Many companies will have their hands full replacing their "old" model contracts with the set of new Model Contracts, which should be completed before the end of 2022 (as discussed in my earlier post). This will logically take a lot of time, especially considering that transfer impact assessments will also need to be made in line with the final EDPB Recommendations discussed above. Fortunately, organizations transferring personal data to the UK will be spared this time (for now), as the adequacy decision allows them to continue to transfer personal data to organizations in the UK without restrictions or additional actions.

Footnotes

(1) E.g., peripheral number 2 of the final recommendations.

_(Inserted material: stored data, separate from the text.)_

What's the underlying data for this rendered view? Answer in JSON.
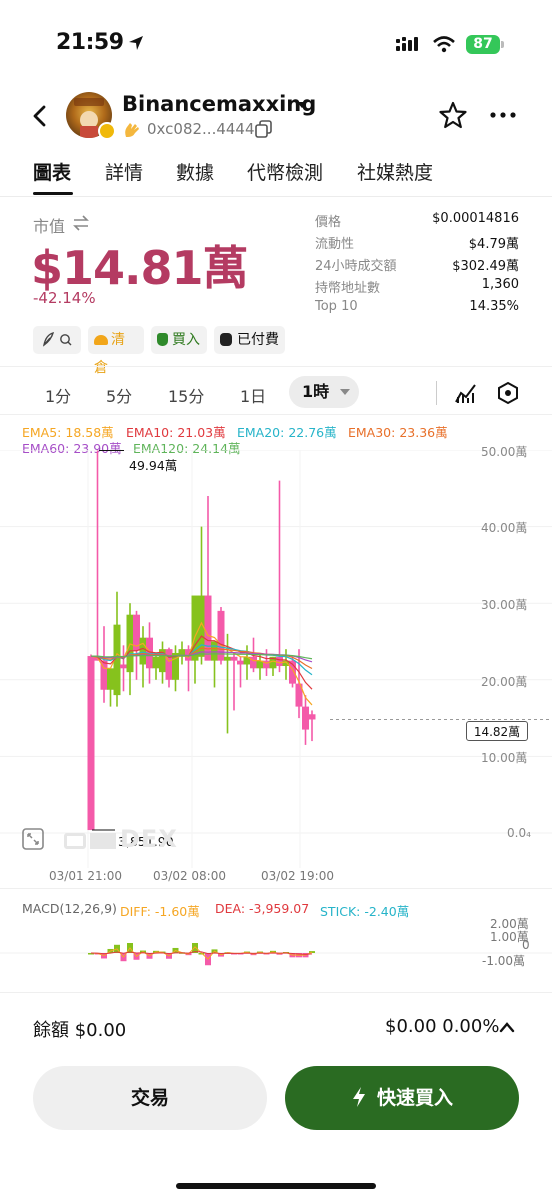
{
  "status_bar": {
    "time": "21:59",
    "battery": "87"
  },
  "header": {
    "token_name": "Binancemaxxing",
    "address": "0xc082...4444"
  },
  "tabs": [
    {
      "label": "圖表",
      "active": true
    },
    {
      "label": "詳情"
    },
    {
      "label": "數據"
    },
    {
      "label": "代幣檢測"
    },
    {
      "label": "社媒熱度"
    }
  ],
  "market": {
    "label": "市值",
    "value": "$14.81萬",
    "change": "-42.14%",
    "stats": [
      {
        "label": "價格",
        "value": "$0.00014816"
      },
      {
        "label": "流動性",
        "value": "$4.79萬"
      },
      {
        "label": "24小時成交額",
        "value": "$302.49萬"
      },
      {
        "label": "持幣地址數",
        "value": "1,360"
      },
      {
        "label": "Top 10",
        "value": "14.35%"
      }
    ]
  },
  "tags": {
    "liquidate": "清倉",
    "buy": "買入",
    "paid": "已付費"
  },
  "timeframes": [
    "1分",
    "5分",
    "15分",
    "1日"
  ],
  "timeframe_active": "1時",
  "ema": {
    "ema5": "EMA5: 18.58萬",
    "ema10": "EMA10: 21.03萬",
    "ema20": "EMA20: 22.76萬",
    "ema30": "EMA30: 23.36萬",
    "ema60": "EMA60: 23.90萬",
    "ema120": "EMA120: 24.14萬"
  },
  "chart_labels": {
    "high_marker": "49.94萬",
    "low_marker": "3,851.90",
    "current_price": "14.82萬",
    "watermark": "DEX",
    "y_ticks": [
      "50.00萬",
      "40.00萬",
      "30.00萬",
      "20.00萬",
      "10.00萬",
      "0.0₄"
    ],
    "x_ticks": [
      "03/01 21:00",
      "03/02 08:00",
      "03/02 19:00"
    ]
  },
  "macd": {
    "title": "MACD(12,26,9)",
    "diff": "DIFF: -1.60萬",
    "dea": "DEA: -3,959.07",
    "stick": "STICK: -2.40萬",
    "y_ticks": [
      "2.00萬",
      "1.00萬",
      "0",
      "-1.00萬"
    ]
  },
  "chart_data": {
    "type": "candlestick",
    "unit": "萬",
    "ylim": [
      0,
      50
    ],
    "x_ticks": [
      "03/01 21:00",
      "03/02 08:00",
      "03/02 19:00"
    ],
    "candles": [
      {
        "o": 23.1,
        "h": 23.3,
        "l": 0.385,
        "c": 0.385
      },
      {
        "o": 23.1,
        "h": 49.94,
        "l": 22.5,
        "c": 22.5
      },
      {
        "o": 22.5,
        "h": 27.0,
        "l": 17.0,
        "c": 18.7
      },
      {
        "o": 18.7,
        "h": 19.6,
        "l": 16.5,
        "c": 21.5
      },
      {
        "o": 18.0,
        "h": 31.5,
        "l": 16.5,
        "c": 27.2
      },
      {
        "o": 22.0,
        "h": 24.5,
        "l": 18.5,
        "c": 21.5
      },
      {
        "o": 21.0,
        "h": 30.0,
        "l": 18.0,
        "c": 28.5
      },
      {
        "o": 28.5,
        "h": 29.0,
        "l": 20.0,
        "c": 23.8
      },
      {
        "o": 22.0,
        "h": 27.0,
        "l": 19.0,
        "c": 25.5
      },
      {
        "o": 25.5,
        "h": 27.5,
        "l": 19.5,
        "c": 21.5
      },
      {
        "o": 21.5,
        "h": 23.5,
        "l": 20.0,
        "c": 23.0
      },
      {
        "o": 21.0,
        "h": 25.0,
        "l": 19.5,
        "c": 24.0
      },
      {
        "o": 24.0,
        "h": 24.2,
        "l": 19.0,
        "c": 20.0
      },
      {
        "o": 20.0,
        "h": 24.5,
        "l": 18.5,
        "c": 23.5
      },
      {
        "o": 23.0,
        "h": 25.0,
        "l": 22.0,
        "c": 24.0
      },
      {
        "o": 24.0,
        "h": 24.5,
        "l": 18.5,
        "c": 22.5
      },
      {
        "o": 22.5,
        "h": 30.0,
        "l": 19.5,
        "c": 31.0
      },
      {
        "o": 23.0,
        "h": 40.0,
        "l": 22.0,
        "c": 31.0
      },
      {
        "o": 31.0,
        "h": 44.0,
        "l": 24.0,
        "c": 22.5
      },
      {
        "o": 22.5,
        "h": 24.0,
        "l": 19.0,
        "c": 25.0
      },
      {
        "o": 29.0,
        "h": 29.5,
        "l": 22.0,
        "c": 22.5
      },
      {
        "o": 22.5,
        "h": 26.0,
        "l": 13.0,
        "c": 23.0
      },
      {
        "o": 23.0,
        "h": 23.5,
        "l": 16.0,
        "c": 22.5
      },
      {
        "o": 22.5,
        "h": 23.0,
        "l": 19.0,
        "c": 22.0
      },
      {
        "o": 22.0,
        "h": 24.5,
        "l": 20.0,
        "c": 23.0
      },
      {
        "o": 23.0,
        "h": 25.5,
        "l": 21.0,
        "c": 21.5
      },
      {
        "o": 21.5,
        "h": 23.5,
        "l": 20.0,
        "c": 22.5
      },
      {
        "o": 22.5,
        "h": 24.0,
        "l": 20.5,
        "c": 21.5
      },
      {
        "o": 21.5,
        "h": 23.0,
        "l": 20.5,
        "c": 23.0
      },
      {
        "o": 23.0,
        "h": 46.0,
        "l": 21.0,
        "c": 21.8
      },
      {
        "o": 21.8,
        "h": 24.0,
        "l": 20.0,
        "c": 22.5
      },
      {
        "o": 22.5,
        "h": 23.0,
        "l": 19.0,
        "c": 19.5
      },
      {
        "o": 19.5,
        "h": 24.0,
        "l": 15.0,
        "c": 16.5
      },
      {
        "o": 16.5,
        "h": 18.0,
        "l": 11.5,
        "c": 13.5
      },
      {
        "o": 15.5,
        "h": 16.0,
        "l": 12.0,
        "c": 14.82
      }
    ],
    "series_colors": {
      "up": "#86c21d",
      "down": "#f45aa9",
      "ema5": "#f5a623",
      "ema10": "#e0393e",
      "ema20": "#27b4c9",
      "ema30": "#e8702a",
      "ema60": "#a64ec7",
      "ema120": "#5fb45a"
    }
  },
  "footer": {
    "balance": "餘額 $0.00",
    "balance_right": "$0.00 0.00%",
    "trade_label": "交易",
    "quick_buy_label": "快速買入"
  }
}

(2) Peripheral number 30 of the final recommendations.
(3) Reference is made to the information framework on page 4 of the recommendations.
(4) See footnotes 80 and 81 of the Final Recommendations.
(5) See footnote 83 of the Final Recommendations.
(6) Directive on the protection of individuals with regard to the processing of personal data by competent authorities for the purposes of prevention, investigation, detection or prosecution of criminal offences or the execution of criminal penalties, and the free movement of such data (Law Enforcement Directive).